Routing & Path
Multi-Round Latency Test: Statistical Ping Profile
Most ping tests fire a handful of probes and call it done. The Multi-Round Latency Test runs many rounds back to back to build a statistically meaningful latency profile, exposing intermittent spikes, periodic jitter patterns, and long tail latency that short tests miss.
What It Measures
This tool measures latency across hundreds of probes split into multiple rounds, calculating per-round minimum, median, P95, P99, and maximum latency. It also computes inter-round variance to detect cyclical or bursty problems.
How It Works
- Runs multiple consecutive rounds of 50 plus ping probes against an edge server
- Records full latency distribution and per-round statistics
- Calculates jitter and standard deviation across the entire run
- Surfaces tail latency (P95, P99) and any rounds with abnormal spikes
Why It Matters
Real applications care about the worst 1 to 5% of packets, not the average. A connection that averages 25ms but has a P99 of 400ms will feel laggy in gaming and video calls even though its mean looks great. Long form sampling is the only way to catch these tail problems.
Understanding Your Results
P95 should sit within 10ms of your median ping on a healthy connection. A P99 more than 5 times your median indicates significant tail latency. Standard deviation under 3ms across all rounds is excellent. Above 15ms suggests an unstable path.
Frequently Asked Questions
Why do I need more than a few ping samples?
Short ping bursts can miss intermittent spikes that occur every few seconds or only during specific network events. Hundreds of samples ensure you capture the periodic and bursty behavior that real applications actually experience.
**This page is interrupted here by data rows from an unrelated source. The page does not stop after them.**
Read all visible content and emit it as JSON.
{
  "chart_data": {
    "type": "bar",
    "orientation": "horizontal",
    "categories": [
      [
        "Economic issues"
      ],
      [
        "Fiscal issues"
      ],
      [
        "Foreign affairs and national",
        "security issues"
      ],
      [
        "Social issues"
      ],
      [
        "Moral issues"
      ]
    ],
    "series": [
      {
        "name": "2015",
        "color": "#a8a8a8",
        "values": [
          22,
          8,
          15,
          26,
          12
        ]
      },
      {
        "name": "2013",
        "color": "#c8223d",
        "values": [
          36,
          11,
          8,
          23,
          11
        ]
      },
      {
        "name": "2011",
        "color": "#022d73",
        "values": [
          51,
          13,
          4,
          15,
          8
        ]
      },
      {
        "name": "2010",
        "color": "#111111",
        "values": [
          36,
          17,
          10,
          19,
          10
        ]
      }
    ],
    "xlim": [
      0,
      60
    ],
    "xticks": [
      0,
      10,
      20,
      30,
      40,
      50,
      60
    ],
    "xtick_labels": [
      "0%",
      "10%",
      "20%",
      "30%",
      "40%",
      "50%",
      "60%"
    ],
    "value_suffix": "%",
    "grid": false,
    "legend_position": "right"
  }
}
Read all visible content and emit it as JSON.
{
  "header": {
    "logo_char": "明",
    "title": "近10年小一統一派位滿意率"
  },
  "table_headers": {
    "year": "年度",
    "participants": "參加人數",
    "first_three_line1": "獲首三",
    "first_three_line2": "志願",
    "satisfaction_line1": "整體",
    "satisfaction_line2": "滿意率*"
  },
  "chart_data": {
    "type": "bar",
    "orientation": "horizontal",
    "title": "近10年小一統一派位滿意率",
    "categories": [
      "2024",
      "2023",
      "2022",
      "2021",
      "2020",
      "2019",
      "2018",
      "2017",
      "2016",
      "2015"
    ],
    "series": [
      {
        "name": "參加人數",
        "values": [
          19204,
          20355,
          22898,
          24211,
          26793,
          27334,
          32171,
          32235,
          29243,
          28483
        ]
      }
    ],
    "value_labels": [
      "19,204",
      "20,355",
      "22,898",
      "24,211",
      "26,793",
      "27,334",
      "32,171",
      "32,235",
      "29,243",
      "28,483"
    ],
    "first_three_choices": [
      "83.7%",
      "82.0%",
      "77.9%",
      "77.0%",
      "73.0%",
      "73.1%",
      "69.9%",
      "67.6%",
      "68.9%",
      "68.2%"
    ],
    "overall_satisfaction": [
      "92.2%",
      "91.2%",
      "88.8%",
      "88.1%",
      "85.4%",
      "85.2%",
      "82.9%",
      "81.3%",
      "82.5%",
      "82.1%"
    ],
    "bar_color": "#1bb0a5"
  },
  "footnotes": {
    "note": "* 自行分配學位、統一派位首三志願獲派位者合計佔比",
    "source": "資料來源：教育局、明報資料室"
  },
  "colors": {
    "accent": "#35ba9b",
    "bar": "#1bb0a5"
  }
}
The math behind P95 and P99 only becomes meaningful with a large sample size.
What is inter-round variance?
Inter-round variance measures how much your average latency changes from one round to the next. Stable connections show consistent per-round averages. High inter-round variance means your latency drifts over time, often due to congestion cycles, WiFi channel switching, or upstream queuing changes.
How long does the test take?
Multi-round latency tests typically run for 30 to 90 seconds depending on the round count and probe spacing. The longer the run, the more reliable the statistics. We recommend running for at least 60 seconds to capture both high frequency jitter and lower frequency drift.
What does a high P99 mean for me?
A high P99 means roughly 1 in 100 packets is significantly delayed. For TCP file transfers this barely matters, but for VoIP, gaming, and live video this 1% causes the audio glitches and frame drops users notice. Reducing P99 usually involves fixing WiFi, queueing, or ISP routing.